On jette une balle en l’air en lui imprimant une certaine vitesse ; la balle monte à dix pieds, — parlons par pieds, puisque nous sommes en plein xviiie siècle. On jette de nouveau la balle en lui imprimant une vitesse double. À quelle hauteur montera-t-elle ? Ira-t-elle au double, à vingt pieds ? Non, elle montera quatre fois plus haut, elle atteindra quarante pieds. Les forceviviers — c’est Voltaire qui les appelle ainsi, — trouvaient là la confirmation de leur théorie. Pour une vitesse double, l’élévation de la balle, c’est-à-dire le travail produit par elle, est quadruple ; il est comme le carré de la vitesse.

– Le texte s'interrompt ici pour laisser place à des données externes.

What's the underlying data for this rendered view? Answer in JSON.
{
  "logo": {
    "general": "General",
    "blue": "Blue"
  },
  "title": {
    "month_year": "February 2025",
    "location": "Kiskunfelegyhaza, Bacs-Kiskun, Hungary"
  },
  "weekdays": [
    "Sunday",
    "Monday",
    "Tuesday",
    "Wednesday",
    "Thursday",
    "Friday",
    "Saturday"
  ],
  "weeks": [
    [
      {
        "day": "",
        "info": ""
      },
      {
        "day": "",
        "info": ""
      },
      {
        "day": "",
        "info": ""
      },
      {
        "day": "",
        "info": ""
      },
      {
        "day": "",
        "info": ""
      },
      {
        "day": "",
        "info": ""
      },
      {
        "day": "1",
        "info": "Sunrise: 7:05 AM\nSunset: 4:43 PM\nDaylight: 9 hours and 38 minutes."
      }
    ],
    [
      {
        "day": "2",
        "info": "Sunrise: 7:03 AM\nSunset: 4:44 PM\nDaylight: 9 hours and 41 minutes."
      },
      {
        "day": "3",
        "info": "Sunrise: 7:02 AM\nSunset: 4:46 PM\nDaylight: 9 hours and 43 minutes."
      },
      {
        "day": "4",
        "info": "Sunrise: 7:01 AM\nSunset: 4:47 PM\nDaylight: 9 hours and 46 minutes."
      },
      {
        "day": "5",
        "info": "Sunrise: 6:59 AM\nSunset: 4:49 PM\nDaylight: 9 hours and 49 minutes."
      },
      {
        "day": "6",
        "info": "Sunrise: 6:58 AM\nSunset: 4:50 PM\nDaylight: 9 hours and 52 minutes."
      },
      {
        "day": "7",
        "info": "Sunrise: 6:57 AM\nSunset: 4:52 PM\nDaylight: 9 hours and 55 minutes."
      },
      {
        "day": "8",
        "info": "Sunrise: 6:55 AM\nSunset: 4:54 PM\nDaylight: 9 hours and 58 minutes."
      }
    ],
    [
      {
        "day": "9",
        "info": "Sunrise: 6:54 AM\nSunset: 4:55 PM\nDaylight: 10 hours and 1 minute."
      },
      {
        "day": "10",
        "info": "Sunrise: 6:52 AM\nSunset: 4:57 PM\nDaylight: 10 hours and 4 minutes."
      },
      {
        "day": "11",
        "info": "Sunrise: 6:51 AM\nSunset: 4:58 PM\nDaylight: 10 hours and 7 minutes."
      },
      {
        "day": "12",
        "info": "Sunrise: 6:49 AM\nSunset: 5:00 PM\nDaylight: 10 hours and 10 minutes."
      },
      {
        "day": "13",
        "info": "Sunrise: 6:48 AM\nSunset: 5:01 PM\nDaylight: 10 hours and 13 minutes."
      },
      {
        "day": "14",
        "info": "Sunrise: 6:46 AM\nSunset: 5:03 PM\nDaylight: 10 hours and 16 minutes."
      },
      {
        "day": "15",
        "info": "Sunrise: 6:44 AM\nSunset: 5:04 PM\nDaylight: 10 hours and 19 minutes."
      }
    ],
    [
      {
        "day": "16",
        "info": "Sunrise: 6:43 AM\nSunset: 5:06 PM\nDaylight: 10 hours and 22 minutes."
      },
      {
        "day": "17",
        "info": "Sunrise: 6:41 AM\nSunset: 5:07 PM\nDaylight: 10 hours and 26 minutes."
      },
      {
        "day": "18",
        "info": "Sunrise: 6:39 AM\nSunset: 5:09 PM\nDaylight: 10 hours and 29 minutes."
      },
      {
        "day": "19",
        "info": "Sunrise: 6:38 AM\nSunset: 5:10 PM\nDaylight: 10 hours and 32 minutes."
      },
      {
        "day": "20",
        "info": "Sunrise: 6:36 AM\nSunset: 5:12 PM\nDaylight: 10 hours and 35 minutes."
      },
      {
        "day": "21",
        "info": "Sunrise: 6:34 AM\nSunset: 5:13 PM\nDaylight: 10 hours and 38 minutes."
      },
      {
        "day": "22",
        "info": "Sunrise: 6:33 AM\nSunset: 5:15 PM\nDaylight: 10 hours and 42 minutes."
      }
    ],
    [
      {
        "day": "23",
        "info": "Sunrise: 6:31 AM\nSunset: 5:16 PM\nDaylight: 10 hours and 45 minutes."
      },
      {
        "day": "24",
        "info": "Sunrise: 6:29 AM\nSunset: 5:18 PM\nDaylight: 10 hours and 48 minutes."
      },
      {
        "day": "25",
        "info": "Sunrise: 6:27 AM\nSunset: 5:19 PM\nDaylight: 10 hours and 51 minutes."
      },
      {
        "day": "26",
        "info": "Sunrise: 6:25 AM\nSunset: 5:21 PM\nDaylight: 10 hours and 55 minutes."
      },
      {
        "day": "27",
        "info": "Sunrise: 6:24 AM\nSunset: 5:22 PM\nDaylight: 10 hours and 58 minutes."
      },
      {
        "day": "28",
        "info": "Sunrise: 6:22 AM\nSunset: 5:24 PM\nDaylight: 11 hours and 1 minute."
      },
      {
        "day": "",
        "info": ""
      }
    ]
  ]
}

Il semblait donc que la question fut tranchée ; mais les adversaires de Leibniz ne restaient pas sans réponse. La balle, disaient-ils, met dans le premier cas un certain temps pour s’élever à dix pieds. Combien de temps met-elle dans le second cas pour s’élever à quarante ? Elle met un temps double. Il y a donc deux temps pendant chacun desquels agit la vitesse double, et de là vient l’effet quadruple ; mais la vitesse n’agit que par sa première puissance et non par son carré.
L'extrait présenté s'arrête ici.